Editorial, The Wall Street Journal

April 14, 2006 — The killing in Darfur province of Sudan is terrible, but as a foreign policy problem it is also instructive. In particular, it is exposing the weakness of a strand of U.S. foreign policy thinking that might be called the Pelosi Doctrine, after House Minority Leader Nancy Pelosi.

Darfur is the Sudanese province where Arab Janjaweed militia supported by the Khartoum government have murdered an estimated 200,000 mostly black Muslims and displaced another two million. President Bush has requested $439 million in humanitarian aid, proposed a NATO mission to the area (an idea our European allies instantly shot down) and is now pushing for a U.N. peacekeeping contingent to replace the ineffectual forces of the African Union, as well as targeted U.N. sanctions against Sudan’s leadership.
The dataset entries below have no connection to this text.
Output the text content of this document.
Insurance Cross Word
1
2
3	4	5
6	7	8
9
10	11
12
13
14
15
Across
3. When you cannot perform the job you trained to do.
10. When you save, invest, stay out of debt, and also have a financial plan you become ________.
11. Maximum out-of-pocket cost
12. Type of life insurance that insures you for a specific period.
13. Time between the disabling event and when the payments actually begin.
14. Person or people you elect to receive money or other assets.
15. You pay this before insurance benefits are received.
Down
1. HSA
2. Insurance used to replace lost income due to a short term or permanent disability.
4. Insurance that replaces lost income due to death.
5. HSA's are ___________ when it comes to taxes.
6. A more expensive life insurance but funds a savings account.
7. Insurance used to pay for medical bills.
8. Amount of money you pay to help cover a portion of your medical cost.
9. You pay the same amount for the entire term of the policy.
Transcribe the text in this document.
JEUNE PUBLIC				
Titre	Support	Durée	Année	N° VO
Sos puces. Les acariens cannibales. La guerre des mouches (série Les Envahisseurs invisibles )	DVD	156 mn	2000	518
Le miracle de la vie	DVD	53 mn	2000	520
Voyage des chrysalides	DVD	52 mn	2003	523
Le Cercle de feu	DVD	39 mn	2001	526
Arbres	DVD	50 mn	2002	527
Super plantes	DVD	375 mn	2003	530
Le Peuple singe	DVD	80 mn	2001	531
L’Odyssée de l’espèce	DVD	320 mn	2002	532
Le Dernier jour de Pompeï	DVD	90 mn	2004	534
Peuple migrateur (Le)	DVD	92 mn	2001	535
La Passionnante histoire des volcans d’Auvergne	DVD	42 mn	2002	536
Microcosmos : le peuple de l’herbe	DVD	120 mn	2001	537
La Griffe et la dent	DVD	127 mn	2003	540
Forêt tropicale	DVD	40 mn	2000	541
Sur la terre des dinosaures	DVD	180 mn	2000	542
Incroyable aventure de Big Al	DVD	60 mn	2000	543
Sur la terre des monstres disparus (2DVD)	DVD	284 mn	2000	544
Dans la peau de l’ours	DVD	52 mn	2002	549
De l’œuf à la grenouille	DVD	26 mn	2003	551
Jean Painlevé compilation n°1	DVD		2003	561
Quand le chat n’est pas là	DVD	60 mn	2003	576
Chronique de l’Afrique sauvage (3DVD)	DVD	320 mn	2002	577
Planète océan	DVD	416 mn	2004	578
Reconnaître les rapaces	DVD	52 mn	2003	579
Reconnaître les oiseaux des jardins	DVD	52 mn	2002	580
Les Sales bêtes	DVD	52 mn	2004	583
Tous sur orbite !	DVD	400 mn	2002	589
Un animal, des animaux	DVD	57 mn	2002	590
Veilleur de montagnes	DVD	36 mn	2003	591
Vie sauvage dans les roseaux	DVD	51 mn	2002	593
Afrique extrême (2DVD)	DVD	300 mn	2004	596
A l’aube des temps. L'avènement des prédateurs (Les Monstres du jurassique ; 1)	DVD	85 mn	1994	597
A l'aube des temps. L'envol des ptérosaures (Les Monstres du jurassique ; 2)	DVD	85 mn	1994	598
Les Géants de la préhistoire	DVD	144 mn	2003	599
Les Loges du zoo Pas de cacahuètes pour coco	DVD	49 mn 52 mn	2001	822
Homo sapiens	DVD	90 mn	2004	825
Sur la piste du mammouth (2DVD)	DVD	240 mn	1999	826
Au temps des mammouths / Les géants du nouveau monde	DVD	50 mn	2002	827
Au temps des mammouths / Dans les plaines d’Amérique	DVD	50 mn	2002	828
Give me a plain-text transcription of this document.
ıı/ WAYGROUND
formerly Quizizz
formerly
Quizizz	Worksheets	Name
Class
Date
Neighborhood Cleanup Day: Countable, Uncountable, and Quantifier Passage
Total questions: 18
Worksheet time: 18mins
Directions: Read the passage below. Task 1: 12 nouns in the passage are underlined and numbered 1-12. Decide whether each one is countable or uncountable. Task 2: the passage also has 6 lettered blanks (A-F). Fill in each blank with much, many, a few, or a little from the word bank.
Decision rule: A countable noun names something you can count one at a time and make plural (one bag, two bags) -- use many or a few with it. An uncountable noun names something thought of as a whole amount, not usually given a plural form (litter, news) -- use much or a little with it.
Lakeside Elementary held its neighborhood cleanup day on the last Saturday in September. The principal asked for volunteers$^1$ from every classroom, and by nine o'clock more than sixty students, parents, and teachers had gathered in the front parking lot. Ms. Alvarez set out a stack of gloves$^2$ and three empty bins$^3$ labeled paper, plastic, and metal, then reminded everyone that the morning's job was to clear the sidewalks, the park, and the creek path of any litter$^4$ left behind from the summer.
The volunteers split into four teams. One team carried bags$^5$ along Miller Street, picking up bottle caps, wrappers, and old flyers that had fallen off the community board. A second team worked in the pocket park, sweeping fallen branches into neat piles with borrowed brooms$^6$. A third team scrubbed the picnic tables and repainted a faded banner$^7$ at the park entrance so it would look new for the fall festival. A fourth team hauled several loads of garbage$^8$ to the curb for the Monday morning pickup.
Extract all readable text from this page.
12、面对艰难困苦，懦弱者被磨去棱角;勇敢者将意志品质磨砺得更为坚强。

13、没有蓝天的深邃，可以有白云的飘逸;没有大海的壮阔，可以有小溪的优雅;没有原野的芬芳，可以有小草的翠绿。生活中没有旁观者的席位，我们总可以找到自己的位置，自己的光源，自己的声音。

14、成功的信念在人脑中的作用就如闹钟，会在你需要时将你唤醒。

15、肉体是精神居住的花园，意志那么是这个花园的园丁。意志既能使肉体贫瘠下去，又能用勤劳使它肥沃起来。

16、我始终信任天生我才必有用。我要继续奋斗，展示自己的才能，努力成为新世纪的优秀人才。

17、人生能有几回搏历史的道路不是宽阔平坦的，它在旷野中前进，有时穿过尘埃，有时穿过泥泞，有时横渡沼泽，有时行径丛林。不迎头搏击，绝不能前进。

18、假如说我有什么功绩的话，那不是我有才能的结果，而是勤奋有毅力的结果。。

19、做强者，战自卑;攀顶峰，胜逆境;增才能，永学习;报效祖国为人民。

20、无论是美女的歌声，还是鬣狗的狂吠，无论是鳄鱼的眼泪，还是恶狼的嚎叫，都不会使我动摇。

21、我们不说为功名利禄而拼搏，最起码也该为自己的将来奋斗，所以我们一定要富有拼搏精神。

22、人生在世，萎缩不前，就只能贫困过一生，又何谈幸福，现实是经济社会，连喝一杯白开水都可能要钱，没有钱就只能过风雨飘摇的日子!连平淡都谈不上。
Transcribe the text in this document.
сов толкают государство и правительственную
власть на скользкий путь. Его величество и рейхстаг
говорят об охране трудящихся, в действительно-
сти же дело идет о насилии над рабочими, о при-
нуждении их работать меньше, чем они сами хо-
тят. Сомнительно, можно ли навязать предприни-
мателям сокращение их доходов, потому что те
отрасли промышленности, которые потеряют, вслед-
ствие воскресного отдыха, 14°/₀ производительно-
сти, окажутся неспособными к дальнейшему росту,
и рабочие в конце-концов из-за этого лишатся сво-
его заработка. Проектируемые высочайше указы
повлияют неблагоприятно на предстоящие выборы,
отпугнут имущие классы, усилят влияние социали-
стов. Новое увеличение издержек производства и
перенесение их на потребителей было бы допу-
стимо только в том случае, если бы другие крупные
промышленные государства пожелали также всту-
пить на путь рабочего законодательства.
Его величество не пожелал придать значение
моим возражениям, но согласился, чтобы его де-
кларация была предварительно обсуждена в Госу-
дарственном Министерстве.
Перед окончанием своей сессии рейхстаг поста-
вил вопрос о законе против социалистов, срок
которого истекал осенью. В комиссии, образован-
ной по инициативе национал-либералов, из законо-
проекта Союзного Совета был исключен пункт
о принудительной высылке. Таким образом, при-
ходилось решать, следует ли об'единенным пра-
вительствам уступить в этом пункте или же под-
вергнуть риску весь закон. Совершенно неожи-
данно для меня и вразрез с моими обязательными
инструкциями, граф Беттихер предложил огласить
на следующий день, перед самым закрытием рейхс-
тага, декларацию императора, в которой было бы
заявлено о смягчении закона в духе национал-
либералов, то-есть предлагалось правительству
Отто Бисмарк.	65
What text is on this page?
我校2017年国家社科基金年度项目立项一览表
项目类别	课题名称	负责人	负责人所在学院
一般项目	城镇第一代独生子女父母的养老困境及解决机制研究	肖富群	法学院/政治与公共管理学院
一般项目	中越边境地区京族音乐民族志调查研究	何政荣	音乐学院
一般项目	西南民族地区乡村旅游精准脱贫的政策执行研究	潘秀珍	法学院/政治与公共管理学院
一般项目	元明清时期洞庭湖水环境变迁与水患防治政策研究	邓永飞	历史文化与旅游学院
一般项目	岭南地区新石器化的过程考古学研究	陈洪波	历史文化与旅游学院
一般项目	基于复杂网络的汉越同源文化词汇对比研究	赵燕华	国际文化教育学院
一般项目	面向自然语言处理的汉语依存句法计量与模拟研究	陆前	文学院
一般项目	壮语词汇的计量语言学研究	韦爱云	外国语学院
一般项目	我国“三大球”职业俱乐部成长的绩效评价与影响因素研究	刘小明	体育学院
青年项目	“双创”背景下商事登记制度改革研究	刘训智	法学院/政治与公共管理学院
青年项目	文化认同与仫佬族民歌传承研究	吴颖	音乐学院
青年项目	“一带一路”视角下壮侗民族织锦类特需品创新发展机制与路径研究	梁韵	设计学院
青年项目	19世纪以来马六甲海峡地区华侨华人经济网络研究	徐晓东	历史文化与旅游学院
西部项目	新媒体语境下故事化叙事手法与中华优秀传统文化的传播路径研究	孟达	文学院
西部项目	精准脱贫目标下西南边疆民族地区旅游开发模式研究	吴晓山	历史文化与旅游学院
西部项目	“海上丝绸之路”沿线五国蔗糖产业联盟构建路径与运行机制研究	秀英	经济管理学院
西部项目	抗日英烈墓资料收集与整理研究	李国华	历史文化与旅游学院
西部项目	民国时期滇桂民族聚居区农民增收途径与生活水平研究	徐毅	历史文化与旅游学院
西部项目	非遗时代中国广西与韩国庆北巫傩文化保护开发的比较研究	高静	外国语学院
As an alternative, consider Ms. Pelosi’s position. She has made Darfur a personal priority, demanding action and, to her credit, joining a recent Congressional delegation to Darfur and Khartoum to meet with Vice President Ali Taha, who denied there was anything much amiss. Ms. Pelosi described her experiences with obvious sincerity from the House floor last week. Then she offered this: The Administration must appoint a special envoy to Sudan as a way of “[signaling] that bringing peace and stability to Sudan is a priority of the United States.”

Now, why hadn’t anyone else thought of that? We’ll grant that a forceful envoy might orchestrate a more effective and coherent response to the Sudanese atrocities. Similar efforts by Jay Lefkowitz, Mr. Bush’s special envoy for North Korea, have at least had the useful effect of devising ways to help trapped and abused North Korean refugees in northeastern China escape to free countries.

Then again, the record of most other “special envoys” has not been promising. Cyrus Vance, David Owen, Peter Carrington and countless other worthies trooped through Belgrade in the early ’90s, trying to make Slobodan Milosevic “see reason” as Serbian troops massacred civilians in Vukovar, Sarajevo and Srebrenica. Milosevic rightly interpreted this brand of diplomacy-by-signals as evidence the West lacked the political will to stop the killing, which would have meant stopping him.

Yet this is exactly what Ms. Pelosi now proposes to do with Khartoum. The job of the special envoy, she says, is to find ways to “stop the violence, bring the people to the negotiating table and get humanitarian relief to the people who need it.” These are contradictory goals. Bringing “people” to the table means giving Sudan’s government — the perpetrator of the genocide — a seat and thus a veto over how and when the Darfur crisis is resolved. It is Khartoum that is the chief obstacle to deploying U.N. troops in the region.

This is of a piece for what passes as a security policy in most of Ms. Pelosi’s party. A recently published Democratic “plan” for “real security” offers some poll-tested words on “finishing the job in Afghanistan,” spending more on body armor and veterans’ benefits, getting out of Iraq fast and achieving energy independence by 2020. The word “democracy” is never mentioned, nor is the word “prevention.” On outrages such as the one in Darfur, the plan promises to “lead international efforts to uphold and defend human rights; and renew long-standing alliances that have advanced our national security objectives.”

Terrific. In Sudan, that and the United Nations will get you exactly . . . what we have now: slaughter. With the best of intentions, Ms. Pelosi urges Mr. Bush to “do something” about Darfur. But she then refuses to confront the fact that the very international institutions and sometime allies she wants the U.S. to defer to are unable or unwilling to help Mr. Bush do anything at all.

Her “special envoy” is a substitute for the kind of action that might actually make a difference. In the short term, that would mean arming the Darfuris so they can defend themselves. In the long term, it means regime change in Khartoum — which would almost certainly require the use of U.S. military force.

Mr. Bush’s reluctance to commit U.S. troops in Sudan is understandable given our current battles in Iraq and Afghanistan and our obligations around the world. But if Ms. Pelosi’s outrage over Sudan is more than posturing, she’d focus less on the White House and more on the fecklessness and obstruction of the countries and United Nations that she typically invests with so much moral authority.